The following data is extracted from Biographies of One Thousand Representative Men of Massachusetts.

Alger, Alpheus B., son of Edwin A. and Amanda (Buswell) Alger, was born in Lowell, Middlesex County, October 8, 1854.

His early education was accomplished at the public schools of his native place. In the Lowell high school he fitted for college, and was graduated at Harvard with the class of 1875. The same year he entered the Harvard law school, and a year later continued the study of the law in the office of the Hon. Josiah G. Abbott of Boston. He was admitted to the bar in 1877, and began the practice of law in connection with his father’s firm, Brown & Alger, in the city of Boston, with his residence in Cambridge.

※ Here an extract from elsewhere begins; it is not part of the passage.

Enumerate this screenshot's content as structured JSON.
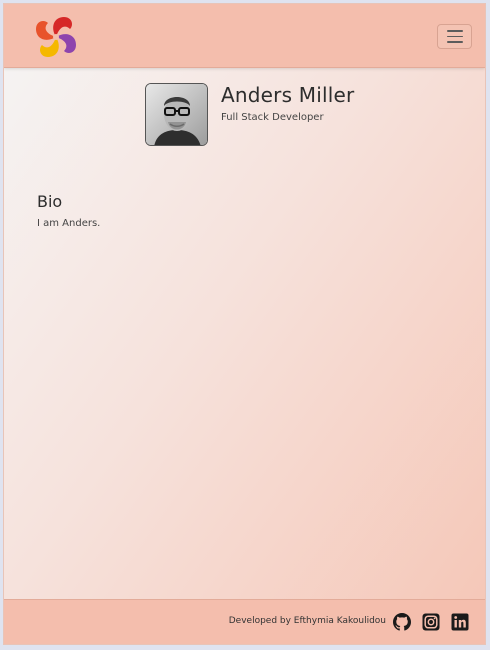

Mr. Alger has been actively identified with the Democratic Party in politics. He has held the positions of chairman and secretary of the Democratic city committee of Cambridge. He is also a member of the congressional district committee. In 1884 he was chosen alderman, and acted on the committees on claims, police, ordinances, and a new bridge to Boston. In 1886 and ’87 he was a member of the Senate, serving as chairman on the committee on engrossed bills and mercantile affairs, and as member of the committees of public service, expediting legislative business, judiciary, bills on the third reading, rules and liquor law.

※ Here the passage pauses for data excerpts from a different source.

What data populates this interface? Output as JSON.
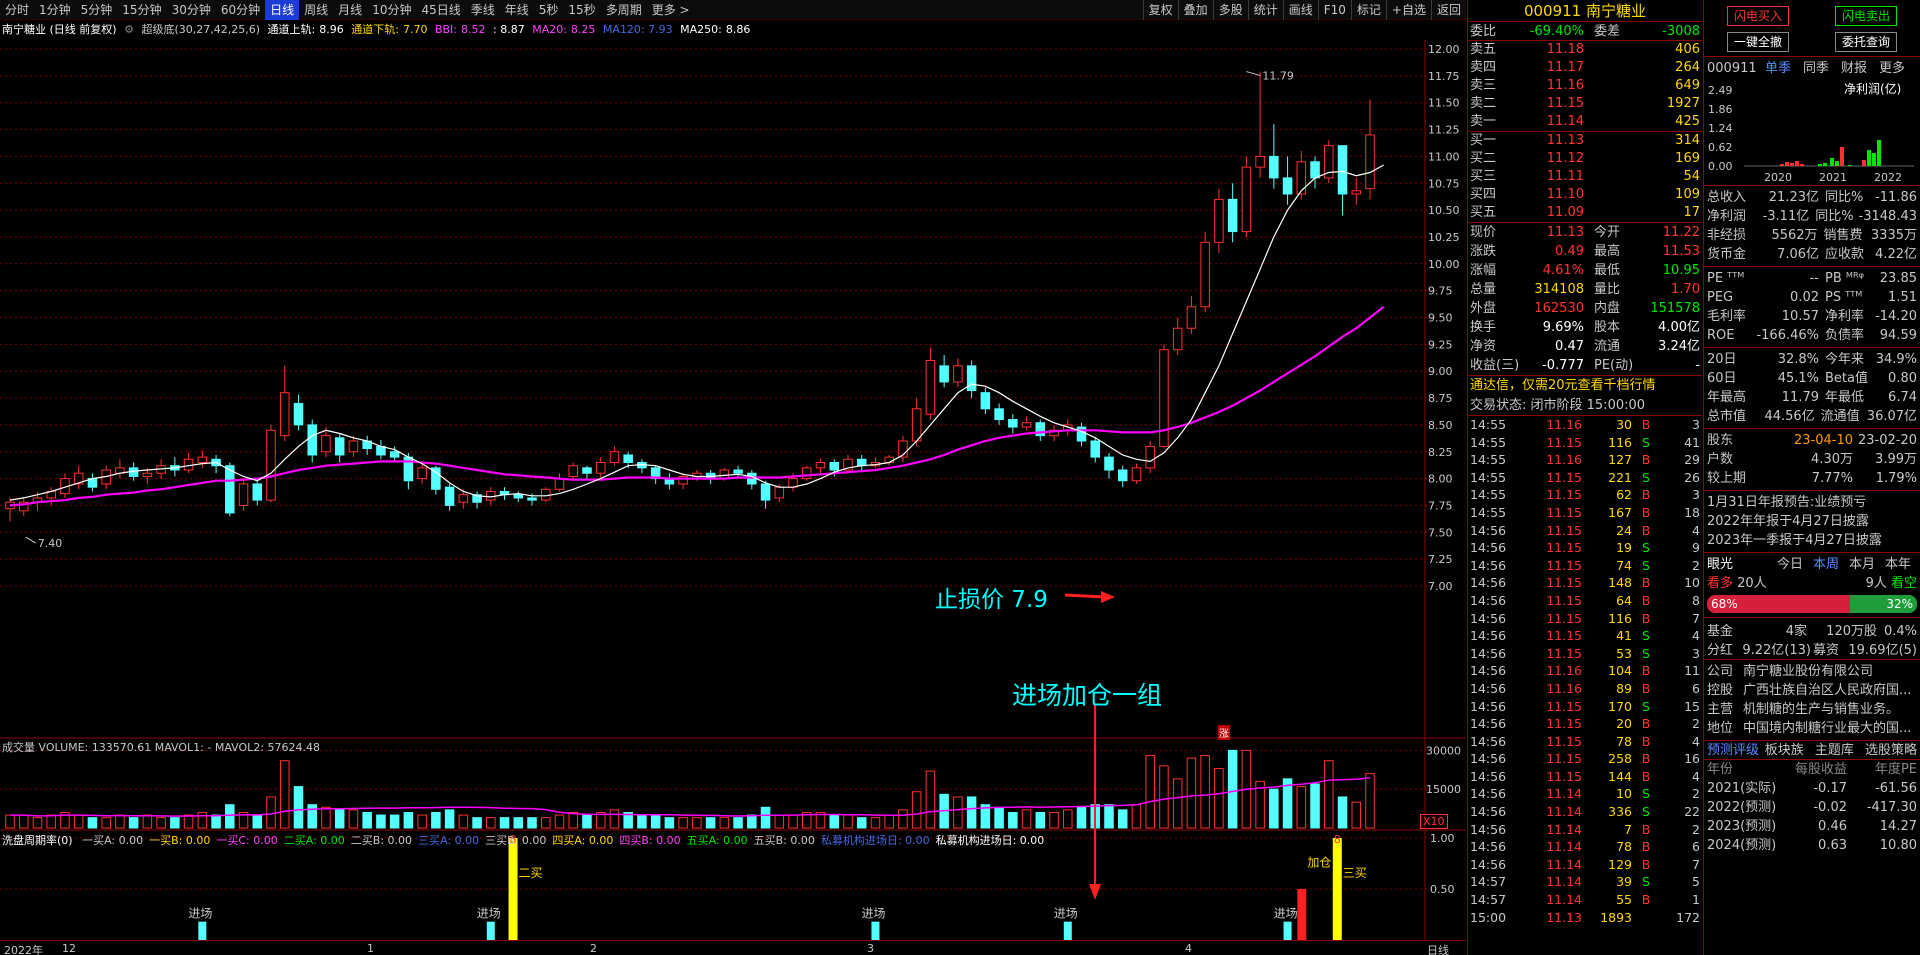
{
  "toolbar": {
    "tabs": [
      "分时",
      "1分钟",
      "5分钟",
      "15分钟",
      "30分钟",
      "60分钟",
      "日线",
      "周线",
      "月线",
      "10分钟",
      "45日线",
      "季线",
      "年线",
      "5秒",
      "15秒",
      "多周期",
      "更多 >"
    ],
    "active": 6,
    "right_buttons": [
      "复权",
      "叠加",
      "多股",
      "统计",
      "画线",
      "F10",
      "标记",
      "+自选",
      "返回"
    ]
  },
  "infoline": {
    "stock": "南宁糖业 (日线 前复权)",
    "indicator": "超级底(30,27,42,25,6)",
    "tdsg_label": "通道上轨:",
    "tdsg": "8.96",
    "tdxg_label": "通道下轨:",
    "tdxg": "7.70",
    "bbi_label": "BBI:",
    "bbi": "8.52",
    "colon_val": ": 8.87",
    "ma20_label": "MA20:",
    "ma20": "8.25",
    "ma120": "MA120: 7.93",
    "ma250_label": "MA250:",
    "ma250": "8.86"
  },
  "price_axis": [
    "12.00",
    "11.75",
    "11.50",
    "11.25",
    "11.00",
    "10.75",
    "10.50",
    "10.25",
    "10.00",
    "9.75",
    "9.50",
    "9.25",
    "9.00",
    "8.75",
    "8.50",
    "8.25",
    "8.00",
    "7.75",
    "7.50",
    "7.25",
    "7.00"
  ],
  "annotations": {
    "high": "11.79",
    "low": "7.40",
    "stop_loss": "止损价 7.9",
    "enter_add": "进场加仓一组",
    "zhang": "涨"
  },
  "volume_panel": {
    "title": "成交量 VOLUME: 133570.61 MAVOL1: - MAVOL2: 57624.48",
    "axis": [
      "30000",
      "15000"
    ],
    "x10": "X10"
  },
  "indicator_panel": {
    "title": "洗盘周期率(0)",
    "items": [
      "一买A: 0.00",
      "一买B: 0.00",
      "一买C: 0.00",
      "二买A: 0.00",
      "二买B: 0.00",
      "三买A: 0.00",
      "三买B: 0.00",
      "四买A: 0.00",
      "四买B: 0.00",
      "五买A: 0.00",
      "五买B: 0.00",
      "私募机构进场日: 0.00",
      "私募机构进场日: 0.00"
    ],
    "axis": [
      "1.00",
      "0.50"
    ],
    "enter": "进场",
    "add": "加仓",
    "two_buy": "二买",
    "three_buy": "三买",
    "eight": "8"
  },
  "xaxis": {
    "labels": [
      "2022年",
      "12",
      "1",
      "2",
      "3",
      "4"
    ],
    "period": "日线"
  },
  "candles": [
    [
      7.72,
      7.78,
      7.6,
      7.82
    ],
    [
      7.7,
      7.78,
      7.65,
      7.83
    ],
    [
      7.78,
      7.82,
      7.7,
      7.88
    ],
    [
      7.82,
      7.88,
      7.75,
      7.92
    ],
    [
      7.86,
      8.0,
      7.82,
      8.05
    ],
    [
      7.95,
      8.05,
      7.9,
      8.12
    ],
    [
      8.0,
      7.92,
      7.88,
      8.05
    ],
    [
      7.95,
      8.08,
      7.9,
      8.12
    ],
    [
      8.05,
      8.1,
      8.0,
      8.18
    ],
    [
      8.1,
      8.02,
      7.98,
      8.15
    ],
    [
      8.02,
      8.05,
      7.95,
      8.1
    ],
    [
      8.05,
      8.12,
      8.0,
      8.18
    ],
    [
      8.12,
      8.08,
      8.02,
      8.2
    ],
    [
      8.08,
      8.18,
      8.05,
      8.24
    ],
    [
      8.15,
      8.2,
      8.1,
      8.26
    ],
    [
      8.18,
      8.12,
      8.05,
      8.22
    ],
    [
      8.12,
      7.68,
      7.65,
      8.15
    ],
    [
      7.75,
      7.95,
      7.7,
      8.0
    ],
    [
      7.95,
      7.8,
      7.75,
      8.0
    ],
    [
      7.8,
      8.45,
      7.78,
      8.5
    ],
    [
      8.4,
      8.8,
      8.35,
      9.05
    ],
    [
      8.7,
      8.5,
      8.45,
      8.78
    ],
    [
      8.5,
      8.22,
      8.15,
      8.55
    ],
    [
      8.25,
      8.4,
      8.2,
      8.48
    ],
    [
      8.38,
      8.22,
      8.15,
      8.42
    ],
    [
      8.25,
      8.35,
      8.2,
      8.4
    ],
    [
      8.35,
      8.28,
      8.22,
      8.4
    ],
    [
      8.3,
      8.22,
      8.18,
      8.36
    ],
    [
      8.25,
      8.2,
      8.15,
      8.3
    ],
    [
      8.2,
      7.98,
      7.9,
      8.24
    ],
    [
      8.0,
      8.1,
      7.95,
      8.15
    ],
    [
      8.1,
      7.9,
      7.85,
      8.12
    ],
    [
      7.92,
      7.75,
      7.7,
      7.95
    ],
    [
      7.78,
      7.85,
      7.72,
      7.9
    ],
    [
      7.85,
      7.78,
      7.72,
      7.88
    ],
    [
      7.8,
      7.88,
      7.75,
      7.92
    ],
    [
      7.88,
      7.85,
      7.8,
      7.92
    ],
    [
      7.85,
      7.82,
      7.78,
      7.88
    ],
    [
      7.82,
      7.8,
      7.75,
      7.86
    ],
    [
      7.8,
      7.9,
      7.78,
      7.92
    ],
    [
      7.9,
      8.0,
      7.88,
      8.05
    ],
    [
      8.02,
      8.12,
      7.98,
      8.15
    ],
    [
      8.1,
      8.05,
      8.0,
      8.12
    ],
    [
      8.05,
      8.15,
      8.0,
      8.2
    ],
    [
      8.15,
      8.25,
      8.12,
      8.3
    ],
    [
      8.22,
      8.15,
      8.1,
      8.25
    ],
    [
      8.15,
      8.1,
      8.05,
      8.18
    ],
    [
      8.1,
      8.0,
      7.95,
      8.12
    ],
    [
      8.0,
      7.95,
      7.9,
      8.05
    ],
    [
      7.95,
      8.02,
      7.9,
      8.05
    ],
    [
      8.02,
      8.05,
      7.98,
      8.08
    ],
    [
      8.05,
      8.0,
      7.95,
      8.08
    ],
    [
      8.0,
      8.08,
      7.98,
      8.1
    ],
    [
      8.08,
      8.05,
      8.02,
      8.12
    ],
    [
      8.05,
      7.95,
      7.9,
      8.08
    ],
    [
      7.95,
      7.8,
      7.72,
      7.98
    ],
    [
      7.82,
      7.92,
      7.78,
      7.95
    ],
    [
      7.92,
      8.0,
      7.88,
      8.05
    ],
    [
      8.0,
      8.1,
      7.98,
      8.12
    ],
    [
      8.1,
      8.15,
      8.05,
      8.18
    ],
    [
      8.15,
      8.08,
      8.02,
      8.18
    ],
    [
      8.08,
      8.18,
      8.05,
      8.22
    ],
    [
      8.18,
      8.12,
      8.08,
      8.22
    ],
    [
      8.12,
      8.15,
      8.1,
      8.2
    ],
    [
      8.15,
      8.2,
      8.12,
      8.22
    ],
    [
      8.2,
      8.35,
      8.15,
      8.4
    ],
    [
      8.35,
      8.65,
      8.3,
      8.75
    ],
    [
      8.6,
      9.1,
      8.55,
      9.22
    ],
    [
      9.05,
      8.9,
      8.85,
      9.15
    ],
    [
      8.9,
      9.05,
      8.85,
      9.12
    ],
    [
      9.05,
      8.82,
      8.75,
      9.1
    ],
    [
      8.8,
      8.65,
      8.6,
      8.85
    ],
    [
      8.65,
      8.55,
      8.5,
      8.7
    ],
    [
      8.55,
      8.48,
      8.42,
      8.6
    ],
    [
      8.48,
      8.52,
      8.45,
      8.58
    ],
    [
      8.52,
      8.4,
      8.35,
      8.55
    ],
    [
      8.4,
      8.45,
      8.35,
      8.5
    ],
    [
      8.45,
      8.5,
      8.4,
      8.55
    ],
    [
      8.48,
      8.35,
      8.3,
      8.52
    ],
    [
      8.35,
      8.2,
      8.15,
      8.38
    ],
    [
      8.2,
      8.08,
      8.0,
      8.24
    ],
    [
      8.08,
      7.98,
      7.92,
      8.12
    ],
    [
      7.98,
      8.1,
      7.95,
      8.14
    ],
    [
      8.1,
      8.3,
      8.05,
      8.35
    ],
    [
      8.3,
      9.2,
      8.28,
      9.25
    ],
    [
      9.2,
      9.4,
      9.15,
      9.5
    ],
    [
      9.4,
      9.6,
      9.35,
      9.7
    ],
    [
      9.6,
      10.2,
      9.55,
      10.3
    ],
    [
      10.2,
      10.6,
      10.1,
      10.7
    ],
    [
      10.6,
      10.3,
      10.2,
      10.75
    ],
    [
      10.3,
      10.9,
      10.25,
      11.0
    ],
    [
      10.9,
      11.0,
      10.8,
      11.79
    ],
    [
      11.0,
      10.8,
      10.7,
      11.3
    ],
    [
      10.8,
      10.65,
      10.55,
      11.0
    ],
    [
      10.65,
      10.95,
      10.6,
      11.05
    ],
    [
      10.95,
      10.8,
      10.7,
      11.0
    ],
    [
      10.8,
      11.1,
      10.75,
      11.15
    ],
    [
      11.1,
      10.65,
      10.45,
      11.05
    ],
    [
      10.65,
      10.68,
      10.55,
      10.8
    ],
    [
      10.7,
      11.2,
      10.6,
      11.53
    ]
  ],
  "ma_white": [
    7.8,
    7.82,
    7.85,
    7.88,
    7.92,
    7.96,
    8.0,
    8.02,
    8.05,
    8.07,
    8.08,
    8.09,
    8.1,
    8.12,
    8.14,
    8.15,
    8.08,
    8.02,
    7.98,
    8.05,
    8.18,
    8.3,
    8.4,
    8.45,
    8.42,
    8.38,
    8.35,
    8.3,
    8.27,
    8.2,
    8.14,
    8.06,
    7.96,
    7.88,
    7.84,
    7.83,
    7.85,
    7.86,
    7.84,
    7.84,
    7.86,
    7.9,
    7.95,
    8.0,
    8.06,
    8.12,
    8.13,
    8.12,
    8.08,
    8.04,
    8.02,
    8.02,
    8.03,
    8.04,
    8.02,
    7.96,
    7.92,
    7.92,
    7.95,
    8.0,
    8.06,
    8.1,
    8.12,
    8.13,
    8.15,
    8.22,
    8.35,
    8.5,
    8.65,
    8.8,
    8.88,
    8.86,
    8.8,
    8.72,
    8.65,
    8.58,
    8.52,
    8.48,
    8.44,
    8.38,
    8.3,
    8.22,
    8.18,
    8.16,
    8.24,
    8.38,
    8.55,
    8.8,
    9.05,
    9.35,
    9.65,
    9.95,
    10.25,
    10.5,
    10.68,
    10.8,
    10.85,
    10.86,
    10.82,
    10.85,
    10.92
  ],
  "ma_magenta": [
    7.75,
    7.76,
    7.78,
    7.79,
    7.8,
    7.82,
    7.83,
    7.85,
    7.86,
    7.87,
    7.89,
    7.9,
    7.92,
    7.94,
    7.96,
    7.98,
    7.98,
    7.99,
    8.0,
    8.02,
    8.05,
    8.08,
    8.1,
    8.12,
    8.13,
    8.14,
    8.15,
    8.16,
    8.16,
    8.16,
    8.15,
    8.14,
    8.12,
    8.1,
    8.08,
    8.06,
    8.04,
    8.03,
    8.02,
    8.01,
    8.0,
    7.99,
    7.99,
    7.99,
    8.0,
    8.01,
    8.01,
    8.01,
    8.0,
    8.0,
    8.0,
    8.0,
    8.0,
    8.01,
    8.01,
    8.01,
    8.01,
    8.02,
    8.03,
    8.04,
    8.05,
    8.06,
    8.07,
    8.08,
    8.1,
    8.12,
    8.15,
    8.18,
    8.22,
    8.27,
    8.31,
    8.35,
    8.38,
    8.4,
    8.42,
    8.43,
    8.44,
    8.45,
    8.45,
    8.45,
    8.44,
    8.43,
    8.43,
    8.43,
    8.45,
    8.48,
    8.52,
    8.57,
    8.62,
    8.68,
    8.75,
    8.82,
    8.9,
    8.98,
    9.06,
    9.14,
    9.23,
    9.32,
    9.4,
    9.5,
    9.6
  ],
  "volumes": [
    5,
    5,
    4,
    5,
    6,
    5,
    4,
    4,
    5,
    4,
    5,
    4,
    4,
    5,
    6,
    5,
    9,
    6,
    5,
    12,
    26,
    16,
    9,
    8,
    7,
    7,
    6,
    5,
    5,
    6,
    5,
    6,
    7,
    5,
    4,
    4,
    4,
    4,
    4,
    4,
    5,
    6,
    5,
    6,
    7,
    6,
    5,
    5,
    4,
    4,
    4,
    4,
    4,
    4,
    5,
    8,
    5,
    5,
    6,
    6,
    5,
    5,
    4,
    4,
    5,
    7,
    14,
    22,
    13,
    12,
    12,
    9,
    8,
    6,
    7,
    6,
    6,
    7,
    8,
    9,
    9,
    7,
    9,
    28,
    24,
    19,
    27,
    28,
    23,
    30,
    30,
    18,
    15,
    19,
    16,
    17,
    26,
    12,
    10,
    21
  ],
  "quote": {
    "code": "000911",
    "name": "南宁糖业",
    "wb_label": "委比",
    "wb": "-69.40%",
    "wc_label": "委差",
    "wc": "-3008",
    "asks": [
      [
        "卖五",
        "11.18",
        "406"
      ],
      [
        "卖四",
        "11.17",
        "264"
      ],
      [
        "卖三",
        "11.16",
        "649"
      ],
      [
        "卖二",
        "11.15",
        "1927"
      ],
      [
        "卖一",
        "11.14",
        "425"
      ]
    ],
    "bids": [
      [
        "买一",
        "11.13",
        "314"
      ],
      [
        "买二",
        "11.12",
        "169"
      ],
      [
        "买三",
        "11.11",
        "54"
      ],
      [
        "买四",
        "11.10",
        "109"
      ],
      [
        "买五",
        "11.09",
        "17"
      ]
    ],
    "stats": [
      [
        "现价",
        "11.13",
        "今开",
        "11.22"
      ],
      [
        "涨跌",
        "0.49",
        "最高",
        "11.53"
      ],
      [
        "涨幅",
        "4.61%",
        "最低",
        "10.95"
      ],
      [
        "总量",
        "314108",
        "量比",
        "1.70"
      ],
      [
        "外盘",
        "162530",
        "内盘",
        "151578"
      ],
      [
        "换手",
        "9.69%",
        "股本",
        "4.00亿"
      ],
      [
        "净资",
        "0.47",
        "流通",
        "3.24亿"
      ],
      [
        "收益(三)",
        "-0.777",
        "PE(动)",
        "-"
      ]
    ],
    "ad": "通达信，仅需20元查看千档行情",
    "trade_status": "交易状态: 闭市阶段 15:00:00",
    "ticks": [
      [
        "14:55",
        "11.16",
        "30",
        "B",
        "3"
      ],
      [
        "14:55",
        "11.15",
        "116",
        "S",
        "41"
      ],
      [
        "14:55",
        "11.16",
        "127",
        "B",
        "29"
      ],
      [
        "14:55",
        "11.15",
        "221",
        "S",
        "26"
      ],
      [
        "14:55",
        "11.15",
        "62",
        "B",
        "3"
      ],
      [
        "14:55",
        "11.15",
        "167",
        "B",
        "18"
      ],
      [
        "14:56",
        "11.15",
        "24",
        "B",
        "4"
      ],
      [
        "14:56",
        "11.15",
        "19",
        "S",
        "9"
      ],
      [
        "14:56",
        "11.15",
        "74",
        "S",
        "2"
      ],
      [
        "14:56",
        "11.15",
        "148",
        "B",
        "10"
      ],
      [
        "14:56",
        "11.15",
        "64",
        "B",
        "8"
      ],
      [
        "14:56",
        "11.15",
        "116",
        "B",
        "7"
      ],
      [
        "14:56",
        "11.15",
        "41",
        "S",
        "4"
      ],
      [
        "14:56",
        "11.15",
        "53",
        "S",
        "3"
      ],
      [
        "14:56",
        "11.16",
        "104",
        "B",
        "11"
      ],
      [
        "14:56",
        "11.16",
        "89",
        "B",
        "6"
      ],
      [
        "14:56",
        "11.15",
        "170",
        "S",
        "15"
      ],
      [
        "14:56",
        "11.15",
        "20",
        "B",
        "2"
      ],
      [
        "14:56",
        "11.15",
        "78",
        "B",
        "4"
      ],
      [
        "14:56",
        "11.15",
        "258",
        "B",
        "16"
      ],
      [
        "14:56",
        "11.15",
        "144",
        "B",
        "4"
      ],
      [
        "14:56",
        "11.14",
        "10",
        "S",
        "2"
      ],
      [
        "14:56",
        "11.14",
        "336",
        "S",
        "22"
      ],
      [
        "14:56",
        "11.14",
        "7",
        "B",
        "2"
      ],
      [
        "14:56",
        "11.14",
        "78",
        "B",
        "6"
      ],
      [
        "14:56",
        "11.14",
        "129",
        "B",
        "7"
      ],
      [
        "14:57",
        "11.14",
        "39",
        "S",
        "5"
      ],
      [
        "14:57",
        "11.14",
        "55",
        "B",
        "1"
      ],
      [
        "15:00",
        "11.13",
        "1893",
        "",
        "172"
      ]
    ]
  },
  "f10": {
    "btn_flash_buy": "闪电买入",
    "btn_flash_sell": "闪电卖出",
    "btn_cancel_all": "一键全撤",
    "btn_query": "委托查询",
    "code": "000911",
    "tabs": [
      "单季",
      "同季",
      "财报",
      "更多"
    ],
    "chart_title": "净利润(亿)",
    "chart_axis": [
      "2.49",
      "1.86",
      "1.24",
      "0.62",
      "0.00"
    ],
    "years": [
      "2020",
      "2021",
      "2022"
    ],
    "fin": [
      [
        "总收入",
        "21.23亿",
        "同比%",
        "-11.86"
      ],
      [
        "净利润",
        "-3.11亿",
        "同比%",
        "-3148.43"
      ],
      [
        "非经损",
        "5562万",
        "销售费",
        "3335万"
      ],
      [
        "货币金",
        "7.06亿",
        "应收款",
        "4.22亿"
      ]
    ],
    "val": [
      [
        "PE ᵀᵀᴹ",
        "--",
        "PB ᴹᴿᵠ",
        "23.85"
      ],
      [
        "PEG",
        "0.02",
        "PS ᵀᵀᴹ",
        "1.51"
      ],
      [
        "毛利率",
        "10.57",
        "净利率",
        "-14.20"
      ],
      [
        "ROE",
        "-166.46%",
        "负债率",
        "94.59"
      ]
    ],
    "perf": [
      [
        "20日",
        "32.8%",
        "今年来",
        "34.9%"
      ],
      [
        "60日",
        "45.1%",
        "Beta值",
        "0.80"
      ],
      [
        "年最高",
        "11.79",
        "年最低",
        "6.74"
      ],
      [
        "总市值",
        "44.56亿",
        "流通值",
        "36.07亿"
      ]
    ],
    "holders": [
      [
        "股东",
        "23-04-10",
        "23-02-20"
      ],
      [
        "户数",
        "4.30万",
        "3.99万"
      ],
      [
        "较上期",
        "7.77%",
        "1.79%"
      ]
    ],
    "notices": [
      "1月31日年报预告:业绩预亏",
      "2022年年报于4月27日披露",
      "2023年一季报于4月27日披露"
    ],
    "eye_label": "眼光",
    "periods": [
      "今日",
      "本周",
      "本月",
      "本年"
    ],
    "bull": "看多",
    "bull_n": "20人",
    "bear": "看空",
    "bear_n": "9人",
    "bull_pct": "68%",
    "bear_pct": "32%",
    "bull_ratio": 0.68,
    "fund": [
      "基金",
      "4家",
      "120万股",
      "0.4%"
    ],
    "div": [
      "分红",
      "9.22亿(13)",
      "募资",
      "19.69亿(5)"
    ],
    "company": [
      [
        "公司",
        "南宁糖业股份有限公司"
      ],
      [
        "控股",
        "广西壮族自治区人民政府国..."
      ],
      [
        "主营",
        "机制糖的生产与销售业务。"
      ],
      [
        "地位",
        "中国境内制糖行业最大的国..."
      ]
    ],
    "tabs2": [
      "预测评级",
      "板块族",
      "主题库",
      "选股策略"
    ],
    "fc_head": [
      "年份",
      "每股收益",
      "年度PE"
    ],
    "forecast": [
      [
        "2021(实际)",
        "-0.17",
        "-61.56"
      ],
      [
        "2022(预测)",
        "-0.02",
        "-417.30"
      ],
      [
        "2023(预测)",
        "0.46",
        "14.27"
      ],
      [
        "2024(预测)",
        "0.63",
        "10.80"
      ]
    ]
  }
}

He was also a member of the state committee sent to the Centennial Exhibition at Philadelphia. He is secretary and treasurer of the Bay State Club, a member of the Middlesex County Democratic Club, and of the Newetowne and Central clubs of Cambridge. He is a popular Mason, being a member of the Amicable F. A. M., Cambridge chapter, and also of the Boston Commandery. He has held the different offices in the St. Omer Lodge of Knights of Pythias, and Pomonah Tribe of the Improved Order of Red Men.